Aussitôt qu'il m'aperçut, Céphale me salua et me dit : Tu ne descends guère souvent nous voir au Pirée, Socrate ; c'est un tort de ta part. Si moi, j'avais encore assez de force pour faire d'un pied léger le trajet de la ville, tu n'aurais pas [d] besoin de venir ici : c'est nous qui irions chez toi. Mais maintenant c'est à toi de venir ici plus souvent. Je te dirai en effet que, si pour moi les plaisirs des sens sont fanés, je sens croître d'autant le goût et le plaisir de la conversation. Fais- moi donc la grâce, sans renoncer à la compagnie de ces jeunes gens, de venir ici et de fréquenter chez nous, comme chez d'intimes amis. 
Et moi, Céphale, répondis-je, j'aime à converser avec les [e] gens d'un grand âge ; il me semble qu'il faut apprendre d'eux, puisqu'ils nous ont devancés sur une route que nous aurons peut-être aussi à parcourir, de quelle nature est cette route, si elle est rude et pénible, ou facile et commode. Aussi j'aurais plaisir à connaître ton sentiment sur ce que les poètes appellent « le seuil de la vieillesse » , puisque tu es arrivé à ce moment de la vie, si c'est un passage difficile de l'existence, ou si tu as autre chose à en dire. 

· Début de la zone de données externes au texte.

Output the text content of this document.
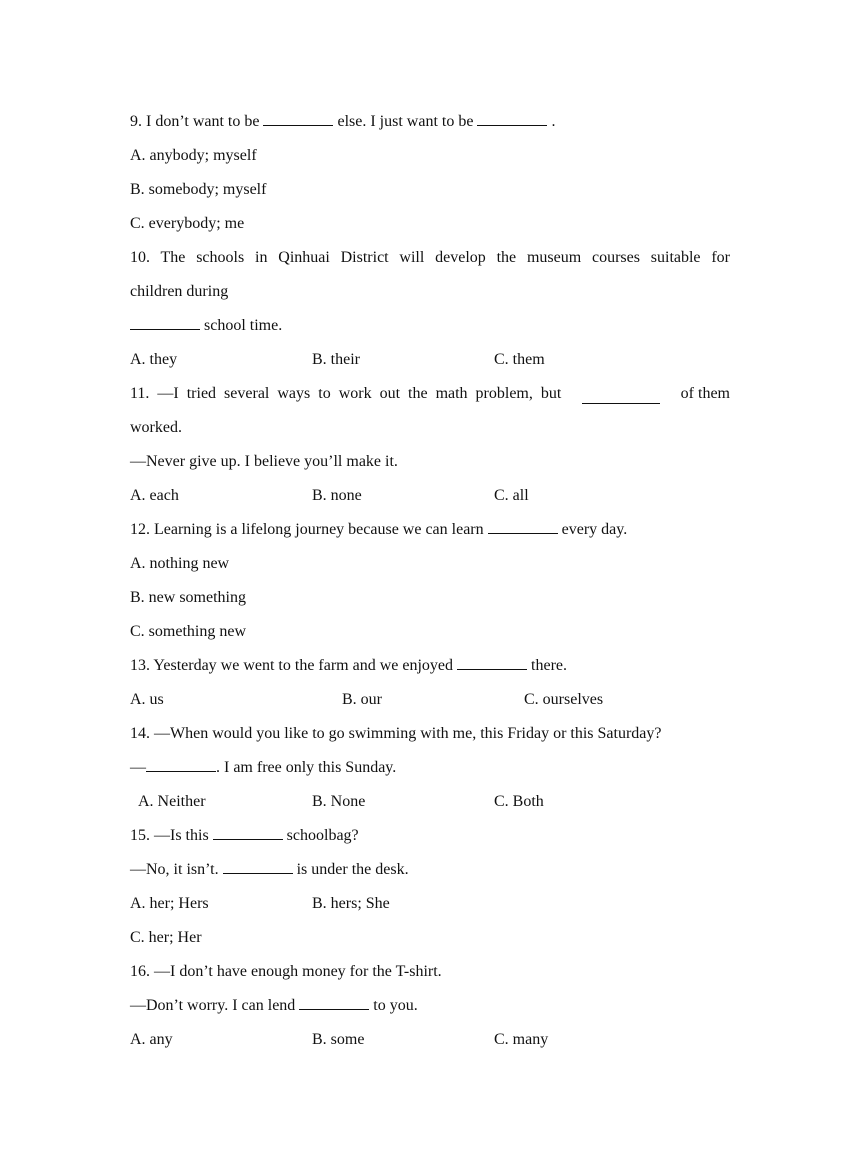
9. I don’t want to be	else. I just want to be	.
A. anybody; myself
B. somebody; myself
C. everybody; me
10. The schools in Qinhuai District will develop the museum courses suitable for
children during
school time.
A. they	B. their	C. them
11. —I tried several ways to work out the math problem, but	of them
worked.
—Never give up. I believe you’ll make it.
A. each	B. none	C. all
12. Learning is a lifelong journey because we can learn	every day.
A. nothing new
B. new something
C. something new
13. Yesterday we went to the farm and we enjoyed	there.
A. us	B. our	C. ourselves
14. —When would you like to go swimming with me, this Friday or this Saturday?
—	. I am free only this Sunday.
A. Neither	B. None	C. Both
15. —Is this	schoolbag?
—No, it isn’t.	is under the desk.
A. her; Hers	B. hers; She
C. her; Her
16. —I don’t have enough money for the T-shirt.
—Don’t worry. I can lend	to you.
A. any	B. some	C. many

[329a] III - Oui, par Zeus, je veux bien, Socrate, te dire mon sentiment sur ce point. Souvent en effet nous nous réunissons ensemble entre vieillards à peu près du même âge, justifiant ainsi le vieux proverbe. Or la plupart d'entre nous se lamentent dans ces réunions : ils regrettent les plaisirs de la jeunesse, ils se rappellent les délices de l'amour, du vin, de la bonne chère et d'autres amusements du même genre, et ils se chagrinent, comme s'ils avaient perdu des biens consi- dérables ; il faisait bon vivre alors ; à présent ce n'est même [b] plus vivre. Quelques-uns se plaignent aussi des outrages auxquels leur grand âge les expose de la part de leurs proches, et là-dessus ils rebattent tous les maux dont la vieillesse est pour eux la cause. Mon avis à moi, Socrate, c'est que ces vieillards ne touchent pas la véritable cause ; car, si la vieillesse était la vraie cause, elle aurait eu le même effet sur moi et sur tous ceux qui sont arrivés à cet âge. Or j'ai rencontré au contraire des vieillards animés de sentiments bien différents, entre autres le poète Sophocle. J'étais un jour près de lui, [c] quand on lui demanda : « Où en es-tu, Sophocle, à l'égard de l'amour? es-tu encore capable d'entreprendre une femme ? — Tais-toi, l'ami, répondit Sophocle ; je suis enchanté d'être échappé de l'amour, comme si j'étais échappé des mains d'un maître enragé et sauvage. » Sa réponse me parut belle alors, et aujourd'hui encore elle ne me paraît pas moins belle. Il est certain en effet qu'à l'égard de ces troubles des sens la vieillesse assure la paix et la franchise complètes. Quand les passions ont perdu leur violence et se sont relâchées, c'est à [d] la lettre que le mot de Sophocle se réalise : on est délivré d'une foule de tyrans forcenés. Quant à ces regrets des vieillards et à leurs chagrins domestiques, il n'y a qu'une sorte de cause, et ce n'est pas la vieillesse, Socrate, mais le caractère des hommes. S'ils sont sages et d'humeur facile, la vieillesse alors est peu pénible ; sinon, Socrate, ce n'est pas seulement la vieillesse, c'est encore la jeunesse qui est fâcheuse, avec un caractère difficile.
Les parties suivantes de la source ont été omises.